The hotel that inspired The Shining might become a horror museum

Variety is reporting that The Stanley Hotel, the Colorado-based resort that served as the inspiration for Stephen King’s bestselling novel The Shining, might be getting partially transformed into a horror museum, courtesy of Elijah Wood and Simon Pegg. The two actors are both on the founding board of the Stanley Film Center, which hopes to transform the site into a museum, as well as a film archive and production studio. (The museum is currently the site of the Stanley Film Festival, an annual festival for horror.)

Not to be confused with the Timberline Lodge, where Stanley Kubrick filmed exteriors for his 1980 adaptation of King’s book, the mostly vacant Stanley inspired the nightmares that gave rise to the author’s work. Later recounting his experiences at the closing-for-the-season hotel—where he and his wife were the only guests, served dinner in an empty dining room while orchestral music played over the speakers—King told interviewers, “I mean, it was like God had put me there to hear that and see those things.”

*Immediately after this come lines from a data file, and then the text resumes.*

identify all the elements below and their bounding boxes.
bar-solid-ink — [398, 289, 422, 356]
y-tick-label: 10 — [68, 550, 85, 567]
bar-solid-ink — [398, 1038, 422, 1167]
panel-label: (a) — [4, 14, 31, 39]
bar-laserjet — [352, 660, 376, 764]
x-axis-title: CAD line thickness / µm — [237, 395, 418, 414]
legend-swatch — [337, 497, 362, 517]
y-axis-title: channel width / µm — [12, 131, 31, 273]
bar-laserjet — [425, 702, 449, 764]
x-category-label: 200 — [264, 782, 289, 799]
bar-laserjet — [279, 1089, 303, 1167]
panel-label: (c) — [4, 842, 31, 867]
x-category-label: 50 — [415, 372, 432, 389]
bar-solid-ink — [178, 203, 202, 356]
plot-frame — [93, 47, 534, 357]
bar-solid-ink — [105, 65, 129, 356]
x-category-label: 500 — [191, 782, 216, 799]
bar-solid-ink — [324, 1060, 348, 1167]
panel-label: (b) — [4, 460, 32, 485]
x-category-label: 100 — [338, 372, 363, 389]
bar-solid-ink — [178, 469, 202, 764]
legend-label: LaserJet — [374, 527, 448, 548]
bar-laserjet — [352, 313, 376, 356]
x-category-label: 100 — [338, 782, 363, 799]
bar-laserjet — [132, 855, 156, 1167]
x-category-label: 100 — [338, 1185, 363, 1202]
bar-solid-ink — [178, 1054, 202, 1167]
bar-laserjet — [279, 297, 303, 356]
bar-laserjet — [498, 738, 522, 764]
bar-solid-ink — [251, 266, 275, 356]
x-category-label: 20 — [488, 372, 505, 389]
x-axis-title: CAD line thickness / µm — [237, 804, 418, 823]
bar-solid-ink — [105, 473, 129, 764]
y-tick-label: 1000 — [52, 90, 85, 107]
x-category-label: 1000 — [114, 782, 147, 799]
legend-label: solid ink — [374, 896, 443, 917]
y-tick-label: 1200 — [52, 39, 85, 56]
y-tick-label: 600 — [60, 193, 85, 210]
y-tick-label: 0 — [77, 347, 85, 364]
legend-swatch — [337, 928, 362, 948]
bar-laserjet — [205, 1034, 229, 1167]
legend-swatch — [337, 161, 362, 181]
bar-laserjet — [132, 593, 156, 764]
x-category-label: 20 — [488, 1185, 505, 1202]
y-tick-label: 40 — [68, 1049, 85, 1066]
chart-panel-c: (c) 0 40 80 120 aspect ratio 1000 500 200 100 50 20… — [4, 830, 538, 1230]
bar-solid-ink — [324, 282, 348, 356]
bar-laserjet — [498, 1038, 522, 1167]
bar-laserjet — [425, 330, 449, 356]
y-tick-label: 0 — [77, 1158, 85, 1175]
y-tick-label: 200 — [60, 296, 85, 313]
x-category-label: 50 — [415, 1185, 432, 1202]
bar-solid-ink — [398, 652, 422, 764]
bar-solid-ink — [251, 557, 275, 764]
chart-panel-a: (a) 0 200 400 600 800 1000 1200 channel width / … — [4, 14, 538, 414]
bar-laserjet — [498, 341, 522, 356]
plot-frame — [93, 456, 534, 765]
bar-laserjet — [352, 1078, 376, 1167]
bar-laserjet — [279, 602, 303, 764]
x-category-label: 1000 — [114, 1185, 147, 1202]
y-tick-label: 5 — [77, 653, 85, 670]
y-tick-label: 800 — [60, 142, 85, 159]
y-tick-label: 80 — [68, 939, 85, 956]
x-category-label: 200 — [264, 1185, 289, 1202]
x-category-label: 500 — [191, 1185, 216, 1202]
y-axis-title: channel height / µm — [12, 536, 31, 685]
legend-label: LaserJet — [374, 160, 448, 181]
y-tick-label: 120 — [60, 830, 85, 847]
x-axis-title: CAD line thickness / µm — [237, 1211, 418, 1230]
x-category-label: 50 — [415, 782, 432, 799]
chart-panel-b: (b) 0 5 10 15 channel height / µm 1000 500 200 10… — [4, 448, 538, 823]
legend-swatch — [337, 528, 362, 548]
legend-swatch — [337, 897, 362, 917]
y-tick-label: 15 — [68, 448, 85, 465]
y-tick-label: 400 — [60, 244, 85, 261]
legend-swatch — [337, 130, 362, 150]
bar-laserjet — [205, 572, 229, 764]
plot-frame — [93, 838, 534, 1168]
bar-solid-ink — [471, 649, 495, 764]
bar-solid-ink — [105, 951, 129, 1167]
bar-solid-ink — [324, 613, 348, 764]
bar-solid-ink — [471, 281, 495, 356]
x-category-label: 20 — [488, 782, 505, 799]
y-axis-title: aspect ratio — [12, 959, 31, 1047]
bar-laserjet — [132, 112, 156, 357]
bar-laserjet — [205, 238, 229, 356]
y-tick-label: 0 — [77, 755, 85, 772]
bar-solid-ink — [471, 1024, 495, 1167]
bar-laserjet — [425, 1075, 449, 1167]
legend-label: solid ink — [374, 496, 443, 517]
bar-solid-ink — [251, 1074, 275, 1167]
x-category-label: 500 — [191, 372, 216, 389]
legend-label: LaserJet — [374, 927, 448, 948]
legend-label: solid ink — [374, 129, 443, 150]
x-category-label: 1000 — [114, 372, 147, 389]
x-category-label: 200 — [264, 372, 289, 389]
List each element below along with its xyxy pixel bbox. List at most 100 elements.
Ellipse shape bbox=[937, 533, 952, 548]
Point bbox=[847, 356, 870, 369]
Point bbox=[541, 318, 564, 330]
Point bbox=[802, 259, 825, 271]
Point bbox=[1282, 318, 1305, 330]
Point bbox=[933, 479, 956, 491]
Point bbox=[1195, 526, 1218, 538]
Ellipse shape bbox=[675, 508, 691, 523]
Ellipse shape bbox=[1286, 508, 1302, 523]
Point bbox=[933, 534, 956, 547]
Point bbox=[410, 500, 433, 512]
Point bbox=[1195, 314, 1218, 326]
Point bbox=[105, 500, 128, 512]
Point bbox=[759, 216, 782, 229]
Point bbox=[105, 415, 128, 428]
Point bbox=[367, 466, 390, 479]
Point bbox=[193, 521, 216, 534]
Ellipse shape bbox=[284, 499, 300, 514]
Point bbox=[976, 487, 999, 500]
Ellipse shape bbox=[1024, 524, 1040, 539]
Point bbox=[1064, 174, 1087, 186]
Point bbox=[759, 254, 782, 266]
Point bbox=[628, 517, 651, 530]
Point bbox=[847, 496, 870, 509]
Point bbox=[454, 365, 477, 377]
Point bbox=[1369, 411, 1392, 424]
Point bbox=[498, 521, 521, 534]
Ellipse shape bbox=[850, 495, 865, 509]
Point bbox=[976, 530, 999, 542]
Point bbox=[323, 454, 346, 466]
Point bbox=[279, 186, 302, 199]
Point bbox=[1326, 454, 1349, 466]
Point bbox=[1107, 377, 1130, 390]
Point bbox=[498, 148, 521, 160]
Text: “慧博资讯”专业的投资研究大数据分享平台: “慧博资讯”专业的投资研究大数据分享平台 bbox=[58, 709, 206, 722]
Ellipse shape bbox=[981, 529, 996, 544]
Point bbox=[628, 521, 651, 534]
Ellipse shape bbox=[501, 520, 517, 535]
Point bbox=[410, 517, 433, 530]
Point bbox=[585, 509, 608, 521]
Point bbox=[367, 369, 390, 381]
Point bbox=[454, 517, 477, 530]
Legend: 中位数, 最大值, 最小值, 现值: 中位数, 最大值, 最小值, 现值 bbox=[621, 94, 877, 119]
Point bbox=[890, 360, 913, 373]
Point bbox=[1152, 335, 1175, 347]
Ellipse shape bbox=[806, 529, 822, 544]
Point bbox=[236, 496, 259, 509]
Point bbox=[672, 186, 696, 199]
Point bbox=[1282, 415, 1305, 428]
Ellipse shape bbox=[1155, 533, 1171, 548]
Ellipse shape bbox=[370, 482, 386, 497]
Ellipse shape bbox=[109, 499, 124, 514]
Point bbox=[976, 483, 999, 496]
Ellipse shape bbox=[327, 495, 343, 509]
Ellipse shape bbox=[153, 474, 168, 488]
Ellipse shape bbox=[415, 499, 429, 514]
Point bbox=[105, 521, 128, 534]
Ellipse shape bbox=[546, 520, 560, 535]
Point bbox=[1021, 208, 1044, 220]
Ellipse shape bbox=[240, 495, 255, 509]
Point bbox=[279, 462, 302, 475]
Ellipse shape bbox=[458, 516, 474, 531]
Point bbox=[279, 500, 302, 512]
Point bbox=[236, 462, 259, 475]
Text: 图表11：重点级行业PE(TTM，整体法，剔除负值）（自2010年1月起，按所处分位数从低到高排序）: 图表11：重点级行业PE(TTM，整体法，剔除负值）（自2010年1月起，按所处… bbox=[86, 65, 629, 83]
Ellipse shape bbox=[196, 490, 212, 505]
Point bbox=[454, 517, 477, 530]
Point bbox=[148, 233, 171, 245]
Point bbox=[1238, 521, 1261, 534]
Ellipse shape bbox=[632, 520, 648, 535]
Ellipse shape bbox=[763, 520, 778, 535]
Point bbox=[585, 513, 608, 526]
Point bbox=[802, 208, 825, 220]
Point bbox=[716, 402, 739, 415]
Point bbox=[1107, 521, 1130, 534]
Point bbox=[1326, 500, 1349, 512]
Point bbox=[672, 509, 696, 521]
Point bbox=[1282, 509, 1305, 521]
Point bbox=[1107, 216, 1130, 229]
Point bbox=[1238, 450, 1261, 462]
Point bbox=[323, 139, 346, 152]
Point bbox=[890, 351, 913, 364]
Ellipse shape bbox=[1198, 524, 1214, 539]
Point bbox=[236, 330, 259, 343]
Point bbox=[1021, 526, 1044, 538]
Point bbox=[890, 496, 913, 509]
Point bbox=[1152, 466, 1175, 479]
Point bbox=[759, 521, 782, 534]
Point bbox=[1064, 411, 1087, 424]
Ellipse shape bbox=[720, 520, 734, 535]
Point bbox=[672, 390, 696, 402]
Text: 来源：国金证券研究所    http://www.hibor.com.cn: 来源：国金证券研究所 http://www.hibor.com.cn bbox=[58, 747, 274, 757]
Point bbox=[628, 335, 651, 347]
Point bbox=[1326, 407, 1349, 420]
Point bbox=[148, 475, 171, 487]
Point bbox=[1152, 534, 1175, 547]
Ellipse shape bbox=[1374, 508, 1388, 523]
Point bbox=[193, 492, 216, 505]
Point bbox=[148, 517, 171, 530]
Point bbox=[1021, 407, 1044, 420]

The Stanley Film Center is currently seeking funds to make the Center a reality; it’s hoped that the museum and the hotel’s association with King will drive tourism to the site. (If it works, we can only hope for other King-based attractions, like an It-themed sewer ride where everything floats, or The Dark Tower: a 70-hour, grueling slog that ends with a kick to the teeth before depositing you exactly where you first began.)